Rain menarik napas sejenak. Lalu ia mulai menceritakan semuanya.
Pada hari pertama masuk ke sekolah korban, kepala sekolah dan para guru menyambut Rain dengan sukacita, bahkan saat ia masuk ke kelas korban para murid histeris melihat kedatangannya. Semua murid sangat terkejut dan merasa tidak percaya Rain datang mengajar di kelas mereka. Keriuhan itu mengundang murid-murid dari kelas lain datang mengintip dari balik jendela.

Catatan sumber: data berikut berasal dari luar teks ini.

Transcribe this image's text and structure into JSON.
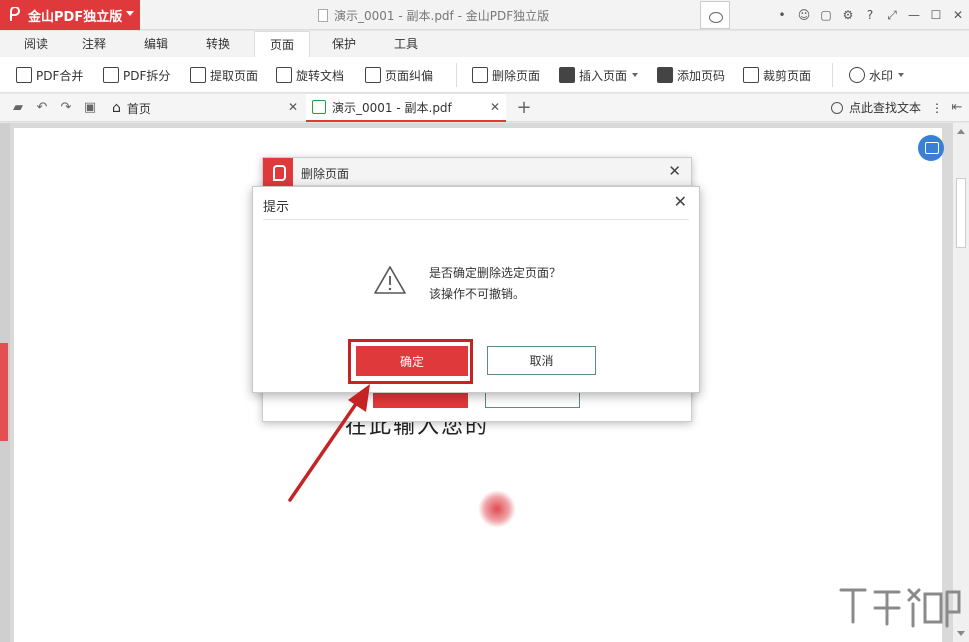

Di antara keriuhan itu Rain melihat ada satu murid yang tidak merasa senang. Ia diam di kursi belakang dan lebih memilih memadangi langit nan biru.
Seriring berjalannya waktu, murid tersebut menunjukkan ketertarkannya dengan dunia model. Ia mulai aktif bertanya dan lebih antusias daripada murid-murid lain. Tentu saja itu memuat Rain senang, murid-muridnya menerima pelajarannya dengan baik.
Empat hari telah berlalu, Rain memperhatikan perubahan pada murid tersebut. Ia bisa berkomunikasi dengan murid lain dan teman-temannya menyambut perubahannya yang bagus ini. Murid itu lebih terasa hidup dibanding hari pertama mereka bertemu.
Pada hari kelima, suasana hati murid itu berubah drastis. Ia jadi mudah marah, tersinggung, dan menuntut kesempurnaan pada kelompoknya.
Rain mencoba menanyakan alasan murid tersebut bersikap demikian. Murid itu memberikan alasan yang cukup logis dan hampir membuat Rain percaya.
“Karena mereka tidak mengerjakan tugas dengan benar dan sungguh-sungguh.” Rain menirukan apa yang dikatakan muridnya di hari itu.
Rain akui, setiap kali ada latihan, kelasnya akan ramai. Para murid saling diskusi bertukar pikiran. Apalagi saat belajar berkelompok, keributan mereka jadi bertambah. Bukan hanya tangannya yang bekerja, mulut mereka pun bekerja. Dan setiap belajar berkelompok, beberapa dari mereka bekerja dengan santai, tapi serius dan hasil kerja mereka tak kalah bagus dengan yang rajin.